The catchy tunes have certainly been ingrained in our cultural consciousness. Even with some of the play’s lesser-known numbers, I felt the joy of recognition as they leaped out of some storage vault in the back of my mind’s warehouse, the memory of them clear as day despite the fact that I haven’t heard some of them for years.

But on top of this, the songs were probably the best-executed aspect of MCMP’s production, and with the talent of Chris Hershey-Van Horn ’11.5 in the lead role of Tony, wonderful tunes like “Something’s Coming” and “Maria” were quite successful. On the other end of the spectrum from these musical soliloquies, large dance numbers like the “Mambo!” scene at the gym and the difficult medley “Tonight” were a great deal of fun to watch.

Finally, Michelle Alto ’12 deserves a notice for her turn as Anita, in which she captured the character’s Act I sassiness with believability and charisma.

One of the most challenging aspects of “West Side Story” is watching the contradiction between the two storylines of love and hate. The end of Act I focuses on the downward spiral following the murders of Riff and Bernardo (or Mercutio and Tybalt, for you Shakespeareans) in the “rumble.” In Act II, the blood only continues to spill, but these relentlessly dark twists are not at the heart of the play. Rather, the play’s sentimentality allows it to act as a plea for the harmony and beauty of the world that Tony and Maria envision for themselves in their short time together.

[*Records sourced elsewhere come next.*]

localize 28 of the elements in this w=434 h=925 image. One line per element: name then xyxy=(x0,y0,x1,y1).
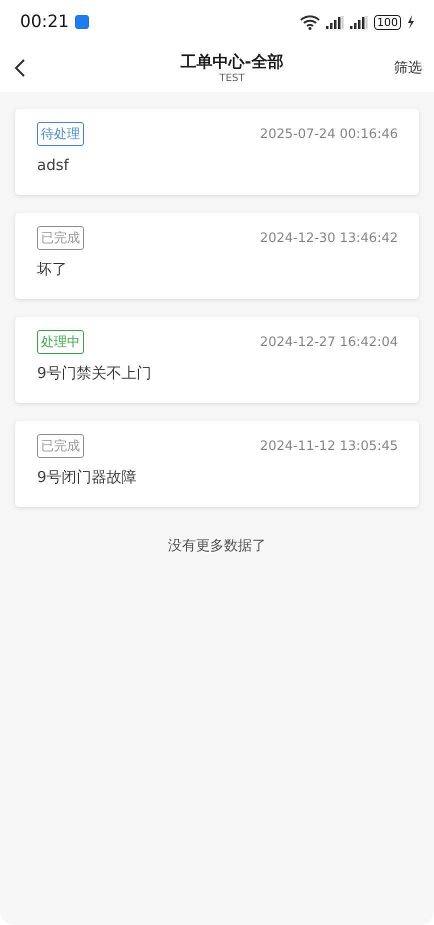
order-title: 坏了 xyxy=(37,260,68,279)
order-time: 2024-12-30 13:46:42 xyxy=(260,230,398,246)
page-subtitle: TEST xyxy=(220,73,244,84)
order-card[interactable]: 已完成 2024-11-12 13:05:45 9号闭门器故障 xyxy=(15,421,419,507)
order-card[interactable]: 处理中 2024-12-27 16:42:04 9号门禁关不上门 xyxy=(15,317,419,403)
charging-icon xyxy=(407,15,414,29)
back-icon xyxy=(14,58,26,78)
app-notification-icon xyxy=(75,15,89,29)
battery-level: 100 xyxy=(374,14,401,30)
order-time: 2025-07-24 00:16:46 xyxy=(260,126,398,142)
wifi-icon xyxy=(300,14,320,30)
filter-button[interactable]: 筛选 xyxy=(394,55,422,81)
order-title: 9号门禁关不上门 xyxy=(37,364,153,383)
order-time: 2024-12-27 16:42:04 xyxy=(260,334,398,350)
clock-time: 00:21 xyxy=(20,12,69,32)
status-tag: 待处理 xyxy=(37,122,84,146)
page-title: 工单中心-全部 xyxy=(180,52,284,73)
order-title: adsf xyxy=(37,156,70,174)
order-card[interactable]: 已完成 2024-12-30 13:46:42 坏了 xyxy=(15,213,419,299)
order-card[interactable]: 待处理 2025-07-24 00:16:46 adsf xyxy=(15,109,419,195)
status-tag: 已完成 xyxy=(37,226,84,250)
status-tag: 处理中 xyxy=(37,330,84,354)
signal-icon xyxy=(350,16,368,28)
no-more-text: 没有更多数据了 xyxy=(167,537,267,555)
order-time: 2024-11-12 13:05:45 xyxy=(260,438,398,454)
signal-icon xyxy=(326,16,344,28)
status-tag: 已完成 xyxy=(37,434,84,458)
order-title: 9号闭门器故障 xyxy=(37,468,138,487)
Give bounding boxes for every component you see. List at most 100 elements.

Despite all the violence that has occurred, we are given a glimmer of hope when the two gangs find some reconciliation in the end, and the tragic melds with the hopeful in a quite remarkable way. This delicate tone is quite difficult to pull off, but the MCMP team did it winningly, and for that, they deserve the thunderous applause that the packed house in the McCullough Social Space awarded them.